Maßnahmen wie die Maskenpflicht seien infektiologisch angesichts der vierten Welle weiterhin erforderlich, fügte Lucha hinzu. „Wie ernst die Situation ist, sehen wir nicht zuletzt daran, dass schon in dieser Woche im Land die Warnstufe erreicht werden kann.“ So müssten aktuell 250 oder mehr Corona-Patientinnen und -Patienten auf den Intensivstationen behandelt werden.
Die Intensivmedizinerinnen und -mediziner rechnen mit einem Anstieg der Intensivbettenbelegung. „Im Moment folgt die Intensivbettenbelegung wieder sehr klar der Inzidenz“, sagte Gernot Marx, Präsident der Deutschen Interdisziplinären Vereinigung für Intensiv- und Notfallmedizin, dem RND. „Im Unterschied zu den vorangegangenen Pandemiewellen braucht es in diesem Herbst aber eine höhere Inzidenz, bis die Intensivbetten vergleichbar stark belegt sind.“
Es seien aber noch 16 Millionen Deutsche über 18 Jahren nicht geimpft. „Sehr viele Menschen, die sich anstecken können und von denen ein kleiner Anteil einen schweren Verlauf ausbilden wird – und dann eventuell über Wochen und Monate bei uns (…) behandelt werden muss“, ergänzte er.

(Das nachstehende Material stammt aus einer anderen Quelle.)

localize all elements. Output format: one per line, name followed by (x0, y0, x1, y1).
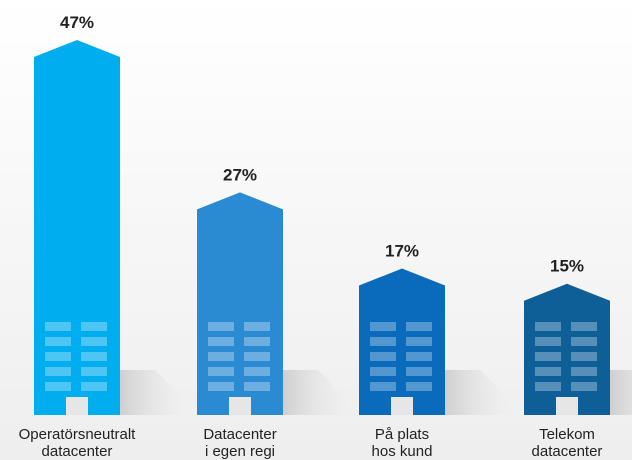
window (370, 322, 396, 331)
window (45, 352, 71, 361)
window (370, 352, 396, 361)
door (66, 397, 88, 415)
window (45, 382, 71, 391)
window (571, 382, 597, 391)
window (370, 337, 396, 346)
window (244, 382, 270, 391)
window (244, 337, 270, 346)
shadow (610, 370, 632, 415)
window (571, 367, 597, 376)
window (535, 367, 561, 376)
window (535, 352, 561, 361)
window (535, 382, 561, 391)
door (556, 397, 578, 415)
bar (197, 192, 283, 415)
value-label: 15% (550, 257, 584, 276)
value-label: 47% (60, 13, 94, 32)
window (81, 367, 107, 376)
window (45, 367, 71, 376)
window (370, 382, 396, 391)
window (406, 337, 432, 346)
window (406, 322, 432, 331)
window (81, 382, 107, 391)
window (45, 322, 71, 331)
category-label: Telekom datacenter (487, 426, 632, 460)
window (406, 367, 432, 376)
window (208, 322, 234, 331)
window (535, 322, 561, 331)
window (208, 367, 234, 376)
door (391, 397, 413, 415)
category-label: Datacenter i egen regi (160, 426, 320, 460)
window (81, 352, 107, 361)
window (571, 352, 597, 361)
value-label: 17% (385, 242, 419, 261)
window (571, 337, 597, 346)
window (81, 322, 107, 331)
category-label: På plats hos kund (322, 426, 482, 460)
window (406, 382, 432, 391)
chart: 47% 27% 17% 15% (0, 0, 632, 460)
window (535, 337, 561, 346)
bar (524, 284, 610, 415)
window (208, 337, 234, 346)
window (406, 352, 432, 361)
window (208, 352, 234, 361)
window (370, 367, 396, 376)
window (244, 352, 270, 361)
value-label: 27% (223, 165, 257, 184)
window (244, 322, 270, 331)
page: 47%27%17%15% (() => { const data = JSON.… (0, 0, 632, 460)
window (81, 337, 107, 346)
window (208, 382, 234, 391)
door (229, 397, 251, 415)
window (571, 322, 597, 331)
category-label: Operatörsneutralt datacenter (0, 426, 157, 460)
window (45, 337, 71, 346)
window (244, 367, 270, 376)
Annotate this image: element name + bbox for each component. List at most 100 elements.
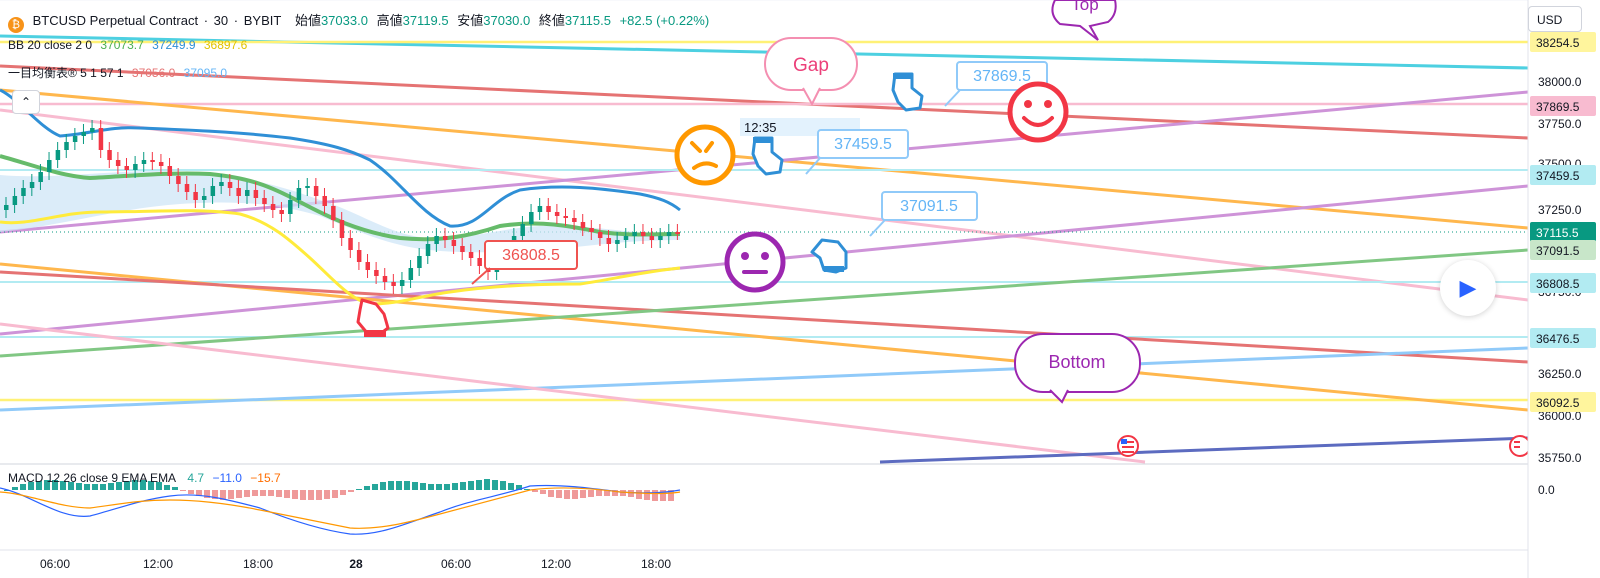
exchange: BYBIT [243, 13, 282, 28]
symbol-name[interactable]: BTCUSD Perpetual Contract [32, 13, 199, 28]
candle-body [279, 210, 284, 214]
smiley-icon[interactable] [1007, 81, 1069, 143]
macd-signal-line [0, 487, 681, 529]
macd-hist-bar [212, 490, 218, 499]
ichimoku-name[interactable]: 一目均衡表® 5 1 57 1 [8, 66, 124, 80]
separator: · [233, 13, 239, 28]
price-callout-36808[interactable]: 36808.5 [471, 240, 578, 285]
macd-hist-bar [412, 482, 418, 490]
candle-body [262, 198, 267, 204]
symbol-legend[interactable]: ₿ BTCUSD Perpetual Contract · 30 · BYBIT… [8, 10, 714, 33]
annotation-bottom[interactable]: Bottom [1014, 333, 1141, 404]
macd-hist-bar [12, 487, 18, 490]
macd-hist-bar [132, 480, 138, 490]
candle-body [442, 236, 448, 240]
collapse-legend-button[interactable]: ⌃ [12, 90, 40, 114]
macd-name[interactable]: MACD 12 26 close 9 EMA EMA [8, 471, 177, 485]
price-tick: 38000.0 [1538, 75, 1582, 89]
macd-hist-bar [268, 490, 274, 496]
macd-hist-bar [300, 490, 306, 500]
price-callout-37869[interactable]: 37869.5 [944, 61, 1048, 107]
time-axis[interactable]: 06:00 12:00 18:00 28 06:00 12:00 18:00 [0, 549, 1528, 571]
annotation-gap[interactable]: Gap [764, 37, 858, 107]
candle-body [589, 228, 594, 232]
price-callout-label: 37091.5 [900, 198, 958, 215]
candle-body [72, 136, 78, 142]
ichimoku-legend[interactable]: 一目均衡表® 5 1 57 1 37056.0 37095.0 [8, 64, 232, 81]
candle-body [554, 212, 560, 216]
macd-hist-bar [476, 480, 482, 490]
price-scale[interactable]: 38000.037750.037500.037250.036750.036250… [1527, 0, 1600, 578]
pointing-hand-icon[interactable] [356, 298, 390, 337]
candle-body [141, 160, 147, 164]
macd-hist-bar [348, 490, 354, 492]
price-callout-37459[interactable]: 37459.5 [805, 129, 909, 175]
macd-hist-bar [20, 484, 26, 490]
bb-name[interactable]: BB 20 close 2 0 [8, 38, 93, 52]
macd-hist: 4.7 [187, 471, 205, 485]
play-button[interactable]: ▶ [1440, 260, 1496, 316]
macd-hist-bar [580, 490, 586, 498]
trend-line-red-upper[interactable] [0, 64, 1529, 140]
candle-body [90, 128, 95, 132]
macd-hist-bar [164, 485, 170, 490]
candle-body [158, 162, 164, 166]
bb-legend[interactable]: BB 20 close 2 0 37073.7 37249.9 36897.6 [8, 38, 252, 52]
macd-hist-bar [444, 484, 450, 490]
time-note-label: 12:35 [744, 120, 777, 135]
macd-hist-bar [204, 490, 210, 498]
macd-hist-bar [596, 490, 602, 496]
trend-line-blue[interactable] [0, 346, 1529, 412]
macd-hist-bar [388, 481, 394, 490]
macd-hist-bar [124, 481, 130, 490]
price-callout-pointer [471, 267, 491, 285]
price-callout-label: 37869.5 [973, 68, 1031, 85]
macd-hist-bar [228, 490, 234, 499]
confused-face-icon[interactable] [674, 124, 736, 186]
macd-signal-value: −15.7 [250, 471, 281, 485]
trend-line-pink-low[interactable] [0, 322, 1146, 464]
us-flag-icon[interactable] [1117, 435, 1139, 457]
us-flag-icon[interactable] [1509, 435, 1531, 457]
macd-hist-bar [588, 490, 594, 497]
candle-body [468, 252, 474, 258]
candle-body [615, 240, 620, 244]
candle-body [210, 186, 216, 196]
macd-legend[interactable]: MACD 12 26 close 9 EMA EMA 4.7 −11.0 −15… [8, 471, 286, 485]
price-tick: 35750.0 [1538, 451, 1582, 465]
candle-body [666, 232, 672, 236]
trend-line-navy[interactable] [879, 436, 1529, 464]
macd-hist-bar [188, 490, 194, 494]
candle-body [270, 204, 276, 210]
price-callout-box [484, 240, 578, 270]
pointing-hand-icon[interactable] [751, 136, 784, 176]
macd-hist-bar [28, 482, 34, 490]
candle-body [227, 182, 233, 188]
trend-line-green[interactable] [0, 248, 1529, 358]
price-label: 37091.5 [1536, 244, 1580, 258]
neutral-face-icon[interactable] [724, 231, 786, 293]
annotation-top[interactable]: Top [1051, 0, 1117, 41]
macd-hist-bar [620, 490, 626, 496]
price-label-bg [1530, 165, 1596, 185]
candle-body [597, 232, 603, 238]
pointing-hand-icon[interactable] [810, 238, 848, 274]
macd-hist-bar [316, 490, 322, 500]
price-callout-37091[interactable]: 37091.5 [869, 191, 978, 237]
macd-hist-bar [484, 479, 490, 490]
bb-upper: 37249.9 [152, 38, 196, 52]
macd-hist-bar [220, 490, 226, 500]
time-tick: 12:00 [143, 557, 173, 571]
price-callout-label: 36808.5 [502, 247, 560, 264]
candle-body [374, 270, 379, 276]
currency-selector[interactable]: USD [1528, 6, 1582, 32]
pointing-hand-icon[interactable] [891, 72, 924, 112]
price-callout-box [817, 129, 909, 159]
trend-line-red-lower[interactable] [0, 270, 1529, 364]
macd-histogram [4, 479, 674, 501]
macd-hist-bar [556, 490, 562, 498]
macd-hist-bar [500, 481, 506, 490]
macd-hist-bar [356, 489, 362, 490]
interval[interactable]: 30 [213, 13, 229, 28]
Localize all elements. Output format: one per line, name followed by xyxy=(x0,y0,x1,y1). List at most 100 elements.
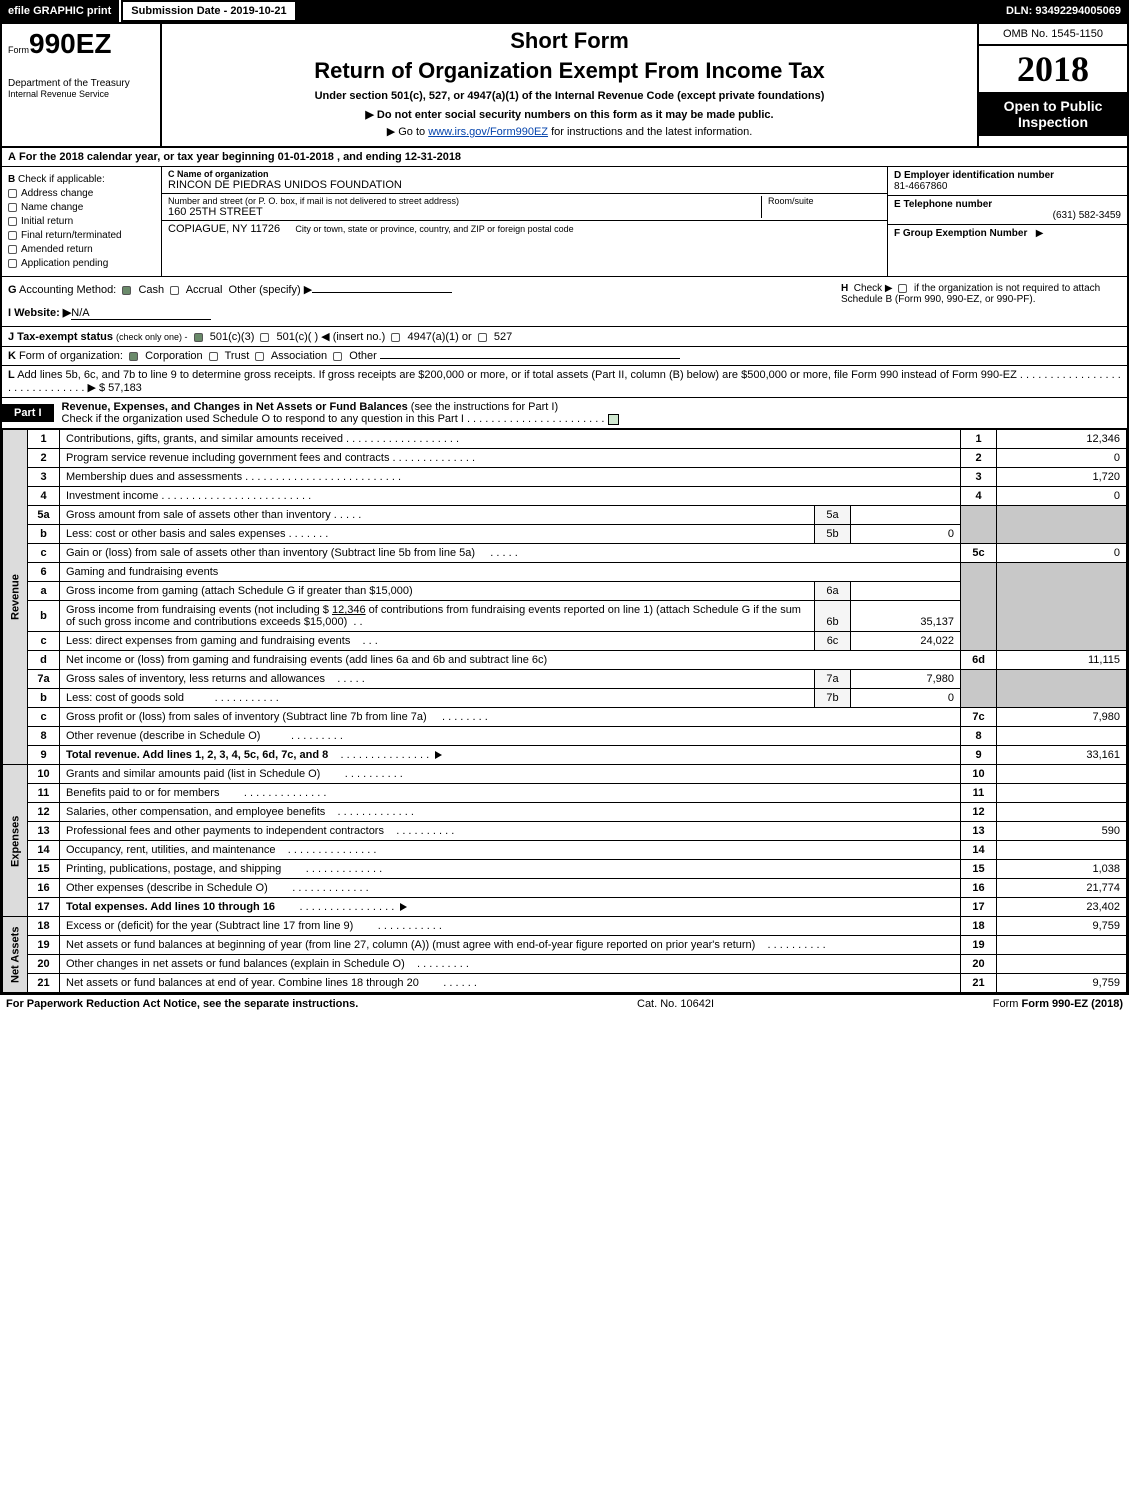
chk-schedule-o[interactable] xyxy=(608,414,619,425)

Derweil stockt die Impfkampagne in Deutschland. Dem SPD-Gesundheitsexperten Karl Lauterbach zufolge helfe aktuell nur eine „sehr konsequente“ Anwendung der 2G-Regel. „So werden die Ungeimpften vor Ansteckung geschützt, und die Geimpften können ohne Gefährdung relativ normal leben“, sagte der Abgeordnete dem RND. „Zusätzlich müssen Kampagnen gezielt auf die jetzt Ungeimpften anlaufen. Wir dürfen nicht kapitulieren“, mahnte er.